“The Gentlemen in Moscow” was such a perfect match to my reading needs, so I bought “Rules of Civility” by the same author.
It is yet another exquisite novel by Amor Towles. It is his first, published in 2011.
The novel is the story of Katey Kontent, a descendant of Russian immigrants, who establishes herself in the New York of late 30s. She transforms and lets the city transform her from a typist to the editor of a famous magasine. The character is quite my type of freedom-breathing girl:
“- Come on, sweet stuff, said a conductor.
– Sweet your own stuff, I replied.”
I enjoyed the book so much that I wanted to read it again once I turned its last page.
Bookmark – by Sofia, my daughter.
I bought the book in the airport in Bucharest. The title of the book sounded just right.
And so it proved. The story line, the author’ style and soft humour, the intertwining of history and human destinies made it an exquisite evenings’ companion.
The main character of the novel is a Russian aristocrat – Count Alexander Rostov – condemned by a soviet tribunal to house arrest in Metropol hotel in early 1920s. As amazing as it sounds, he managed to live his life to the fullest without setting a foot outside the building for over thirty years. That was with one exception, when he took his injured daughter to a hospital.

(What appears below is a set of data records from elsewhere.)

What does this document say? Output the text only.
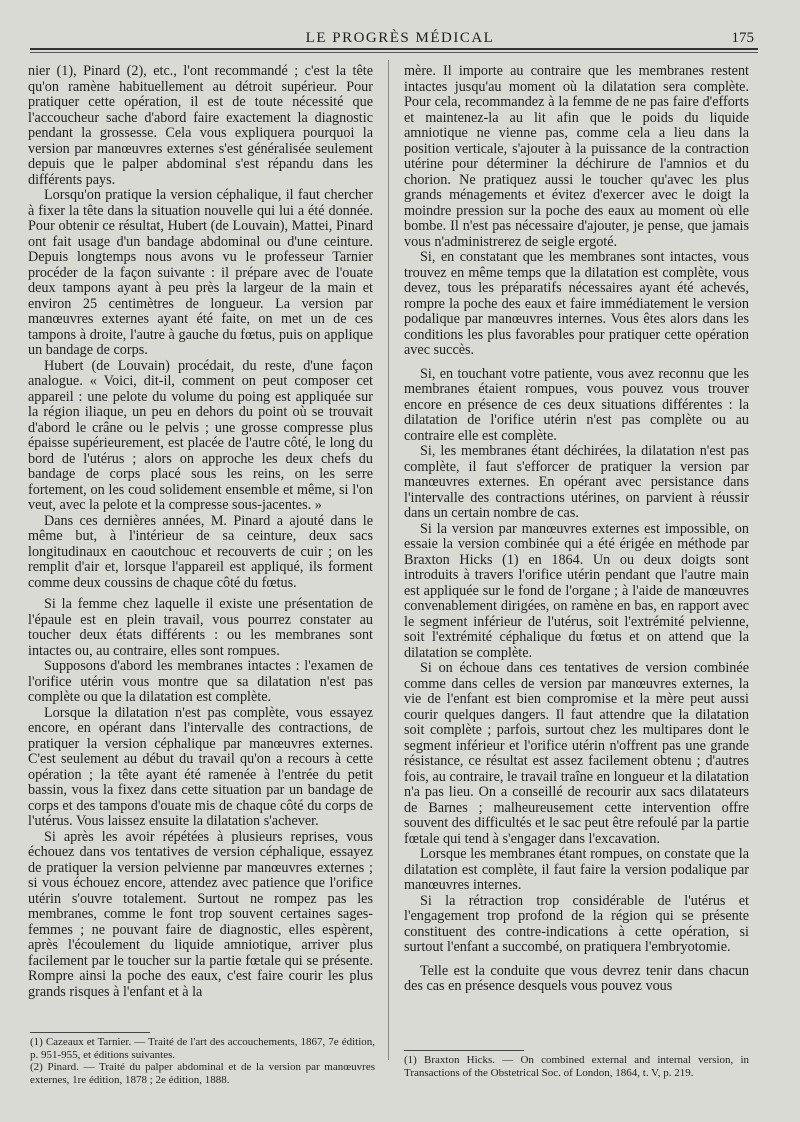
LE PROGRÈS MÉDICAL	175

nier (1), Pinard (2), etc., l'ont recommandé ; c'est la tête qu'on ramène habituellement au détroit supérieur. Pour pratiquer cette opération, il est de toute nécessité que l'accoucheur sache d'abord faire exactement la diagnostic pendant la grossesse. Cela vous expliquera pourquoi la version par manœuvres externes s'est généralisée seulement depuis que le palper abdominal s'est répandu dans les différents pays.

Lorsqu'on pratique la version céphalique, il faut chercher à fixer la tête dans la situation nouvelle qui lui a été donnée. Pour obtenir ce résultat, Hubert (de Louvain), Mattei, Pinard ont fait usage d'un bandage abdominal ou d'une ceinture. Depuis longtemps nous avons vu le professeur Tarnier procéder de la façon suivante : il prépare avec de l'ouate deux tampons ayant à peu près la largeur de la main et environ 25 centimètres de longueur. La version par manœuvres externes ayant été faite, on met un de ces tampons à droite, l'autre à gauche du fœtus, puis on applique un bandage de corps.

Hubert (de Louvain) procédait, du reste, d'une façon analogue. « Voici, dit-il, comment on peut composer cet appareil : une pelote du volume du poing est appliquée sur la région iliaque, un peu en dehors du point où se trouvait d'abord le crâne ou le pelvis ; une grosse compresse plus épaisse supérieurement, est placée de l'autre côté, le long du bord de l'utérus ; alors on approche les deux chefs du bandage de corps placé sous les reins, on les serre fortement, on les coud solidement ensemble et même, si l'on veut, avec la pelote et la compresse sous-jacentes. »

Dans ces dernières années, M. Pinard a ajouté dans le même but, à l'intérieur de sa ceinture, deux sacs longitudinaux en caoutchouc et recouverts de cuir ; on les remplit d'air et, lorsque l'appareil est appliqué, ils forment comme deux coussins de chaque côté du fœtus.

Si la femme chez laquelle il existe une présentation de l'épaule est en plein travail, vous pourrez constater au toucher deux états différents : ou les membranes sont intactes ou, au contraire, elles sont rompues.

Supposons d'abord les membranes intactes : l'examen de l'orifice utérin vous montre que sa dilatation n'est pas complète ou que la dilatation est complète.

Lorsque la dilatation n'est pas complète, vous essayez encore, en opérant dans l'intervalle des contractions, de pratiquer la version céphalique par manœuvres externes. C'est seulement au début du travail qu'on a recours à cette opération ; la tête ayant été ramenée à l'entrée du petit bassin, vous la fixez dans cette situation par un bandage de corps et des tampons d'ouate mis de chaque côté du corps de l'utérus. Vous laissez ensuite la dilatation s'achever.

Si après les avoir répétées à plusieurs reprises, vous échouez dans vos tentatives de version céphalique, essayez de pratiquer la version pelvienne par manœuvres externes ; si vous échouez encore, attendez avec patience que l'orifice utérin s'ouvre totalement. Surtout ne rompez pas les membranes, comme le font trop souvent certaines sages-femmes ; ne pouvant faire de diagnostic, elles espèrent, après l'écoulement du liquide amniotique, arriver plus facilement par le toucher sur la partie fœtale qui se présente. Rompre ainsi la poche des eaux, c'est faire courir les plus grands risques à l'enfant et à la

(1) Cazeaux et Tarnier. — Traité de l'art des accouchements, 1867, 7e édition, p. 951-955, et éditions suivantes.
(2) Pinard. — Traité du palper abdominal et de la version par manœuvres externes, 1re édition, 1878 ; 2e édition, 1888.

mère. Il importe au contraire que les membranes restent intactes jusqu'au moment où la dilatation sera complète. Pour cela, recommandez à la femme de ne pas faire d'efforts et maintenez-la au lit afin que le poids du liquide amniotique ne vienne pas, comme cela a lieu dans la position verticale, s'ajouter à la puissance de la contraction utérine pour déterminer la déchirure de l'amnios et du chorion. Ne pratiquez aussi le toucher qu'avec les plus grands ménagements et évitez d'exercer avec le doigt la moindre pression sur la poche des eaux au moment où elle bombe. Il n'est pas nécessaire d'ajouter, je pense, que jamais vous n'administrerez de seigle ergoté.

Si, en constatant que les membranes sont intactes, vous trouvez en même temps que la dilatation est complète, vous devez, tous les préparatifs nécessaires ayant été achevés, rompre la poche des eaux et faire immédiatement le version podalique par manœuvres internes. Vous êtes alors dans les conditions les plus favorables pour pratiquer cette opération avec succès.

Si, en touchant votre patiente, vous avez reconnu que les membranes étaient rompues, vous pouvez vous trouver encore en présence de ces deux situations différentes : la dilatation de l'orifice utérin n'est pas complète ou au contraire elle est complète.

Si, les membranes étant déchirées, la dilatation n'est pas complète, il faut s'efforcer de pratiquer la version par manœuvres externes. En opérant avec persistance dans l'intervalle des contractions utérines, on parvient à réussir dans un certain nombre de cas.

Si la version par manœuvres externes est impossible, on essaie la version combinée qui a été érigée en méthode par Braxton Hicks (1) en 1864. Un ou deux doigts sont introduits à travers l'orifice utérin pendant que l'autre main est appliquée sur le fond de l'organe ; à l'aide de manœuvres convenablement dirigées, on ramène en bas, en rapport avec le segment inférieur de l'utérus, soit l'extrémité pelvienne, soit l'extrémité céphalique du fœtus et on attend que la dilatation se complète.

Si on échoue dans ces tentatives de version combinée comme dans celles de version par manœuvres externes, la vie de l'enfant est bien compromise et la mère peut aussi courir quelques dangers. Il faut attendre que la dilatation soit complète ; parfois, surtout chez les multipares dont le segment inférieur et l'orifice utérin n'offrent pas une grande résistance, ce résultat est assez facilement obtenu ; d'autres fois, au contraire, le travail traîne en longueur et la dilatation n'a pas lieu. On a conseillé de recourir aux sacs dilatateurs de Barnes ; malheureusement cette intervention offre souvent des difficultés et le sac peut être refoulé par la partie fœtale qui tend à s'engager dans l'excavation.

Lorsque les membranes étant rompues, on constate que la dilatation est complète, il faut faire la version podalique par manœuvres internes.

Si la rétraction trop considérable de l'utérus et l'engagement trop profond de la région qui se présente constituent des contre-indications à cette opération, si surtout l'enfant a succombé, on pratiquera l'embryotomie.

Telle est la conduite que vous devrez tenir dans chacun des cas en présence desquels vous pouvez vous

(1) Braxton Hicks. — On combined external and internal version, in Transactions of the Obstetrical Soc. of London, 1864, t. V, p. 219.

The walls of the hotel became his allies. He put to use his intelligence, manners, character, skills and knowledge to help with grace all of staff and hotel guests on every appropriate occasion. He became a languages and West history tutor to an apparatchik. He worked as a waiter and became a headwaiter in the hotel’ s restaurant.
In his early days in the hotel he met Nina, a 8-year-old girl, who spent her days in the hotel, as his father was newly appointed to a party position in Moscow. Years later, Nina entrusted her 6-year-old daughter Sofia to Rostov, when she followed her husband to a remote camp in Siberia. Sofia grew to consider Rostov as her father… . And in mid 50s he arranged her escape to the US embassy when she was with an orchestra in Paris.
I finished the book with a sense of regret. I could have kept reading it. It is one of those books in which you read a line and close the eyes to savour the words.
My favourite lines: “…life does not proceed by leaps and bounds. It unfolds. At any given moment, it is the manifestation of a thousand transitions. Our faculties wax and wane, our experiences accumulate, and our opinions evolve – if not glacially, then at least gradually. Such that the events of an average day are as likely to transform who we are as a pinch of pepper is to transform a stew.”